Sir Maurice Alexander Cameron (1855–1936) was a naval engineer and expert in submarine mining who spent nine years in the Straits Settlements and Malaya.

He took up the position of Deputy Colonial Engineer and Surveyor-General in Penang in December 1883 and oversaw the construction of roads and other public works in Penang and Province Wellesley. In 1888, he was appointed Colonial Engineer in Singapore and involved in the construction of forts for defence purposes. He served as the chairman of a commission to investigate Chinese and Indian indentured labour in Malaya from 1890.

Cameron returned to England in 1894 and worked at the Designs Branch of the War Office briefly before taking up the post of Third Crown Agent for the Colonies.

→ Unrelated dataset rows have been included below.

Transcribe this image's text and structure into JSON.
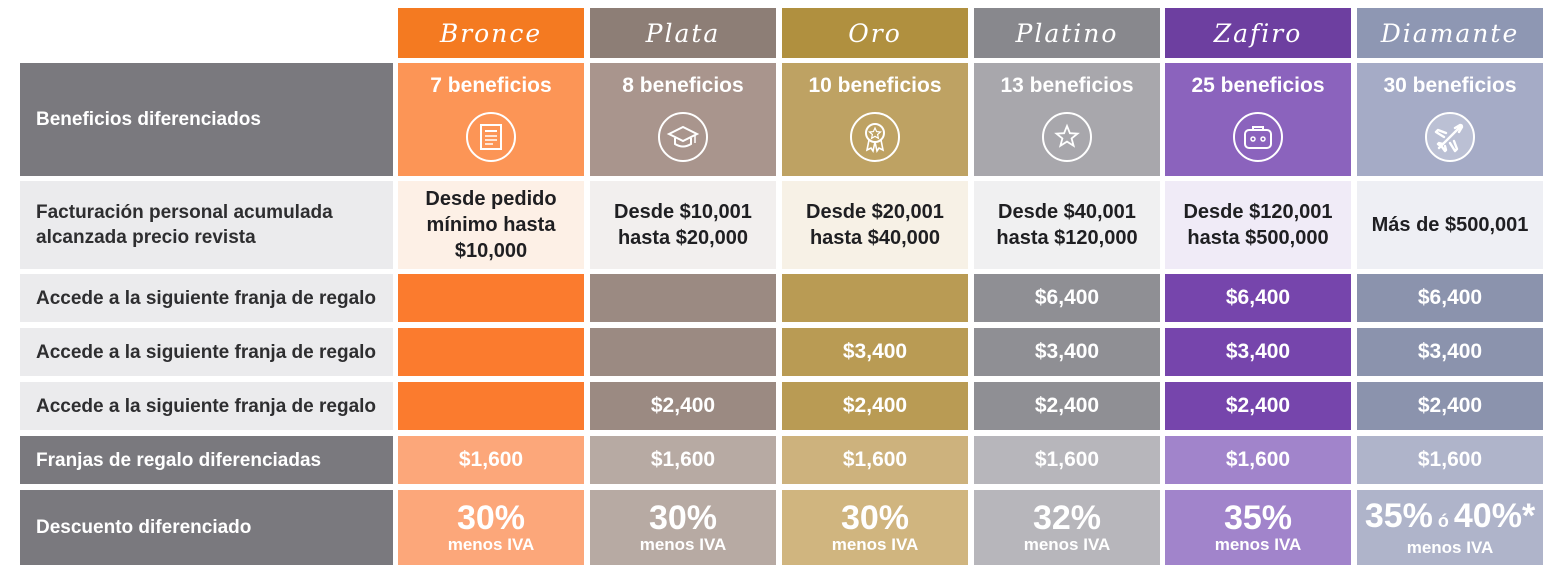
{
  "tiers": [
    {
      "name": "Bronce",
      "benefits": "7 beneficios",
      "icon": "document-icon",
      "facturacion": "Desde pedido mínimo hasta $10,000",
      "gift1": "",
      "gift2": "",
      "gift3": "",
      "franja": "$1,600",
      "discount": "30%",
      "discount_sub": "menos IVA",
      "colors": {
        "head": "#f47a21",
        "benefit": "#fc9556",
        "fact": "#fdf0e6",
        "gift": "#fb7b2e",
        "franja": "#fca77a",
        "disc": "#fca77a"
      }
    },
    {
      "name": "Plata",
      "benefits": "8 beneficios",
      "icon": "graduation-cap-icon",
      "facturacion": "Desde $10,001 hasta $20,000",
      "gift1": "",
      "gift2": "",
      "gift3": "$2,400",
      "franja": "$1,600",
      "discount": "30%",
      "discount_sub": "menos IVA",
      "colors": {
        "head": "#8d7e76",
        "benefit": "#a9958d",
        "fact": "#f2efee",
        "gift": "#9b8a82",
        "franja": "#b7aaa3",
        "disc": "#b7aaa3"
      }
    },
    {
      "name": "Oro",
      "benefits": "10 beneficios",
      "icon": "award-ribbon-icon",
      "facturacion": "Desde $20,001 hasta $40,000",
      "gift1": "",
      "gift2": "$3,400",
      "gift3": "$2,400",
      "franja": "$1,600",
      "discount": "30%",
      "discount_sub": "menos IVA",
      "colors": {
        "head": "#b0903f",
        "benefit": "#bea263",
        "fact": "#f7f1e6",
        "gift": "#b99b54",
        "franja": "#cdb27d",
        "disc": "#d0b57f"
      }
    },
    {
      "name": "Platino",
      "benefits": "13 beneficios",
      "icon": "star-icon",
      "facturacion": "Desde $40,001 hasta $120,000",
      "gift1": "$6,400",
      "gift2": "$3,400",
      "gift3": "$2,400",
      "franja": "$1,600",
      "discount": "32%",
      "discount_sub": "menos IVA",
      "colors": {
        "head": "#88888d",
        "benefit": "#a8a7ac",
        "fact": "#f0f0f1",
        "gift": "#8f8f94",
        "franja": "#b7b6bb",
        "disc": "#b7b6bb"
      }
    },
    {
      "name": "Zafiro",
      "benefits": "25 beneficios",
      "icon": "suitcase-icon",
      "facturacion": "Desde $120,001 hasta $500,000",
      "gift1": "$6,400",
      "gift2": "$3,400",
      "gift3": "$2,400",
      "franja": "$1,600",
      "discount": "35%",
      "discount_sub": "menos IVA",
      "colors": {
        "head": "#6d3fa0",
        "benefit": "#8b63bd",
        "fact": "#f0ebf7",
        "gift": "#7645ac",
        "franja": "#a184cb",
        "disc": "#a184cb"
      }
    },
    {
      "name": "Diamante",
      "benefits": "30 beneficios",
      "icon": "airplane-icon",
      "facturacion": "Más de $500,001",
      "gift1": "$6,400",
      "gift2": "$3,400",
      "gift3": "$2,400",
      "franja": "$1,600",
      "discount": "35%",
      "discount_or": "ó",
      "discount_alt": "40%*",
      "discount_sub": "menos IVA",
      "colors": {
        "head": "#8e97b3",
        "benefit": "#a5abc6",
        "fact": "#eeeff4",
        "gift": "#8b93ad",
        "franja": "#afb4ca",
        "disc": "#afb4ca"
      }
    }
  ],
  "row_labels": {
    "benefits": "Beneficios diferenciados",
    "facturacion": "Facturación personal acumulada alcanzada precio revista",
    "gift1": "Accede a la siguiente franja de regalo",
    "gift2": "Accede a la siguiente franja de regalo",
    "gift3": "Accede a la siguiente franja de regalo",
    "franja": "Franjas de regalo diferenciadas",
    "discount": "Descuento diferenciado"
  }
}
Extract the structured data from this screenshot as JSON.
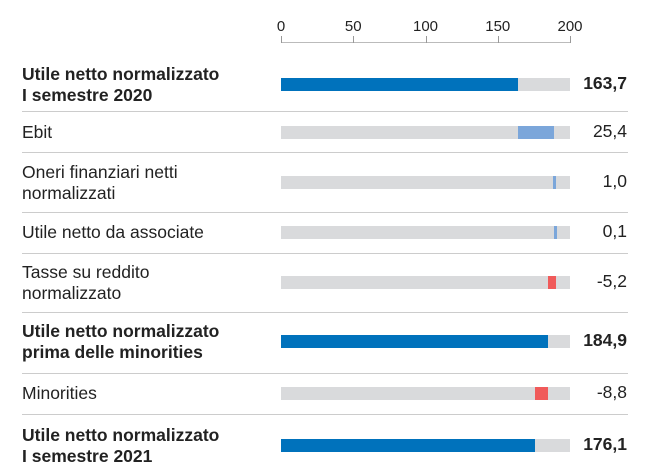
{
  "chart_data": {
    "type": "waterfall",
    "axis": {
      "ticks": [
        "0",
        "50",
        "100",
        "150",
        "200"
      ],
      "range": [
        0,
        200
      ]
    },
    "colors": {
      "total": "#0072bc",
      "increase": "#7ba6da",
      "decrease": "#f05a5a",
      "track": "#d9dadc"
    },
    "rows": [
      {
        "label": [
          "Utile netto normalizzato",
          "I semestre 2020"
        ],
        "value": 163.7,
        "value_label": "163,7",
        "kind": "total",
        "bold": true
      },
      {
        "label": [
          "Ebit"
        ],
        "value": 25.4,
        "value_label": "25,4",
        "kind": "increase",
        "bold": false
      },
      {
        "label": [
          "Oneri finanziari netti",
          "normalizzati"
        ],
        "value": 1.0,
        "value_label": "1,0",
        "kind": "increase",
        "bold": false
      },
      {
        "label": [
          "Utile netto da associate"
        ],
        "value": 0.1,
        "value_label": "0,1",
        "kind": "increase",
        "bold": false
      },
      {
        "label": [
          "Tasse su reddito",
          "normalizzato"
        ],
        "value": -5.2,
        "value_label": "-5,2",
        "kind": "decrease",
        "bold": false
      },
      {
        "label": [
          "Utile netto normalizzato",
          "prima delle minorities"
        ],
        "value": 184.9,
        "value_label": "184,9",
        "kind": "total",
        "bold": true
      },
      {
        "label": [
          "Minorities"
        ],
        "value": -8.8,
        "value_label": "-8,8",
        "kind": "decrease",
        "bold": false
      },
      {
        "label": [
          "Utile netto normalizzato",
          "I semestre 2021"
        ],
        "value": 176.1,
        "value_label": "176,1",
        "kind": "total",
        "bold": true
      }
    ]
  }
}
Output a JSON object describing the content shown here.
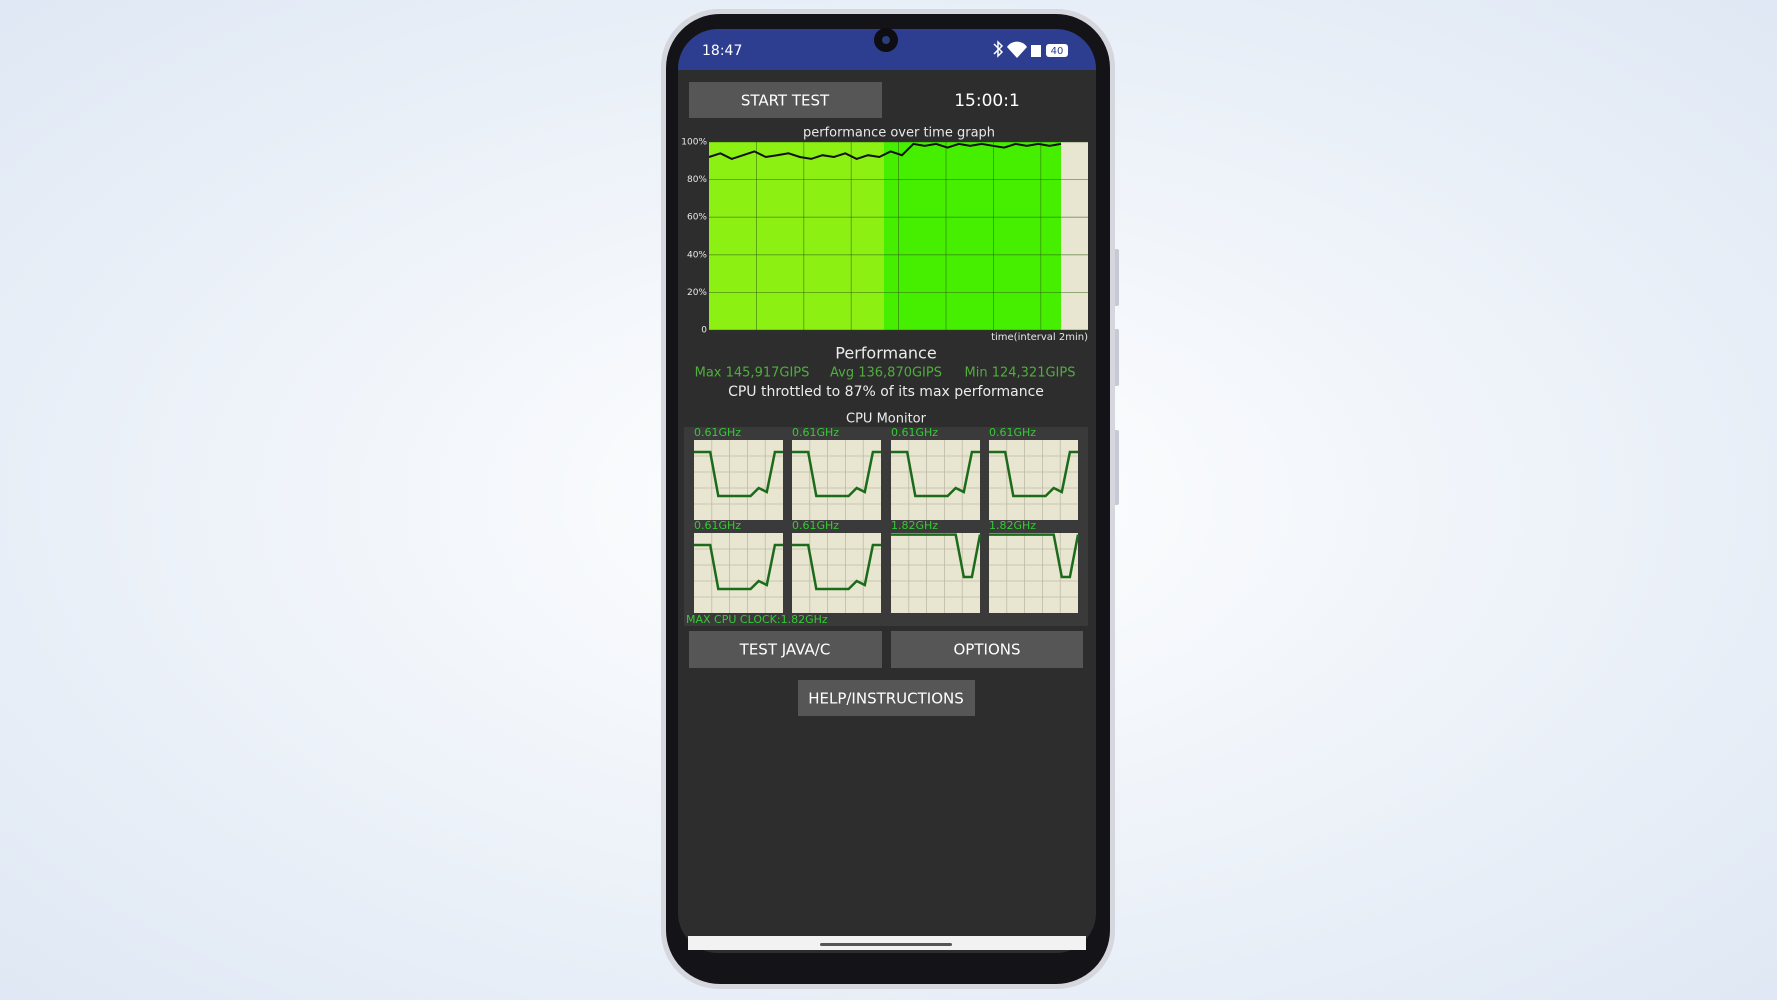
{
  "status_bar": {
    "time": "18:47",
    "battery": "40"
  },
  "buttons": {
    "start_test": "START TEST",
    "test_java_c": "TEST JAVA/C",
    "options": "OPTIONS",
    "help": "HELP/INSTRUCTIONS"
  },
  "timer": "15:00:1",
  "chart_data": {
    "type": "line",
    "title": "performance over time graph",
    "x_label": "time(interval 2min)",
    "ylim": [
      0,
      100
    ],
    "yticks": [
      0,
      {
        "value": 20,
        "label": "20%"
      },
      {
        "value": 40,
        "label": "40%"
      },
      {
        "value": 60,
        "label": "60%"
      },
      {
        "value": 80,
        "label": "80%"
      },
      {
        "value": 100,
        "label": "100%"
      }
    ],
    "values": [
      92,
      94,
      91,
      93,
      95,
      92,
      93,
      94,
      92,
      91,
      93,
      92,
      94,
      91,
      93,
      92,
      95,
      93,
      99,
      98,
      99,
      97,
      99,
      98,
      99,
      98,
      97,
      99,
      98,
      99,
      98,
      99
    ],
    "color": "#111111",
    "grid": true
  },
  "performance": {
    "title": "Performance",
    "max": "Max 145,917GIPS",
    "avg": "Avg 136,870GIPS",
    "min": "Min 124,321GIPS",
    "throttle": "CPU throttled to 87% of its max performance"
  },
  "cpu_monitor": {
    "title": "CPU Monitor",
    "ylim": [
      0,
      100
    ],
    "max_clock": "MAX CPU CLOCK:1.82GHz",
    "cores": [
      {
        "label": "0.61GHz",
        "values": [
          85,
          85,
          85,
          30,
          30,
          30,
          30,
          30,
          40,
          35,
          85,
          85
        ]
      },
      {
        "label": "0.61GHz",
        "values": [
          85,
          85,
          85,
          30,
          30,
          30,
          30,
          30,
          40,
          35,
          85,
          85
        ]
      },
      {
        "label": "0.61GHz",
        "values": [
          85,
          85,
          85,
          30,
          30,
          30,
          30,
          30,
          40,
          35,
          85,
          85
        ]
      },
      {
        "label": "0.61GHz",
        "values": [
          85,
          85,
          85,
          30,
          30,
          30,
          30,
          30,
          40,
          35,
          85,
          85
        ]
      },
      {
        "label": "0.61GHz",
        "values": [
          85,
          85,
          85,
          30,
          30,
          30,
          30,
          30,
          40,
          35,
          85,
          85
        ]
      },
      {
        "label": "0.61GHz",
        "values": [
          85,
          85,
          85,
          30,
          30,
          30,
          30,
          30,
          40,
          35,
          85,
          85
        ]
      },
      {
        "label": "1.82GHz",
        "values": [
          98,
          98,
          98,
          98,
          98,
          98,
          98,
          98,
          98,
          45,
          45,
          98
        ]
      },
      {
        "label": "1.82GHz",
        "values": [
          98,
          98,
          98,
          98,
          98,
          98,
          98,
          98,
          98,
          45,
          45,
          98
        ]
      }
    ]
  }
}
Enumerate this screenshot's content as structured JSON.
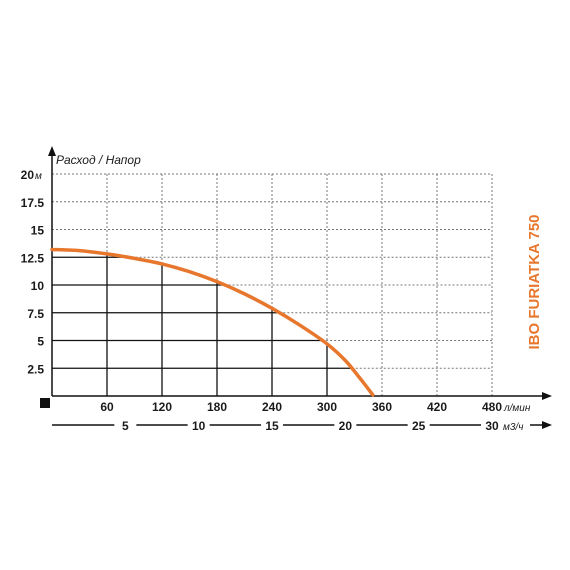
{
  "chart_data": {
    "type": "line",
    "title": "IBO FURIATKA 750",
    "ylabel": "Расход / Напор",
    "y_unit": "м",
    "x_unit": "л/мин",
    "x2_unit": "м3/ч",
    "ylim": [
      0,
      20
    ],
    "xlim": [
      0,
      480
    ],
    "y_ticks": [
      "2.5",
      "5",
      "7.5",
      "10",
      "12.5",
      "15",
      "17.5",
      "20"
    ],
    "y_tick_values": [
      2.5,
      5,
      7.5,
      10,
      12.5,
      15,
      17.5,
      20
    ],
    "x_ticks": [
      "60",
      "120",
      "180",
      "240",
      "300",
      "360",
      "420",
      "480"
    ],
    "x_tick_values": [
      60,
      120,
      180,
      240,
      300,
      360,
      420,
      480
    ],
    "x2_ticks": [
      "5",
      "10",
      "15",
      "20",
      "25",
      "30"
    ],
    "x2_tick_values": [
      5,
      10,
      15,
      20,
      25,
      30
    ],
    "x2lim": [
      0,
      30
    ],
    "grid": true,
    "series": [
      {
        "x": [
          0,
          30,
          60,
          90,
          120,
          150,
          180,
          210,
          240,
          270,
          300,
          320,
          335,
          350
        ],
        "y": [
          13.2,
          13.1,
          12.8,
          12.4,
          11.9,
          11.2,
          10.3,
          9.2,
          7.9,
          6.4,
          4.7,
          3.2,
          1.7,
          0.1
        ]
      }
    ],
    "colors": {
      "curve": "#e8772e",
      "grid_dashed": "#777777",
      "grid_solid": "#111111",
      "title": "#e8772e"
    }
  }
}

He retired in 1920 as First Crown Agent.

In retirement, Cameron was involved in the Royal National Lifeboat Institution, joining its Committee of Management in 1921 and being elected vice-president in 1933.

Cameron was awarded the Order of St Michael and St George in 1900 and was promoted to KCMG in 1914.

==Personal life==
Cameron married Ethel Ancrum in 1894. They had three children together: Ewen Arthur, Alexander Maurice and John Ancrum. Ethel Ancrum died in 1903, and in 1920 Cameron married Francis Perkins.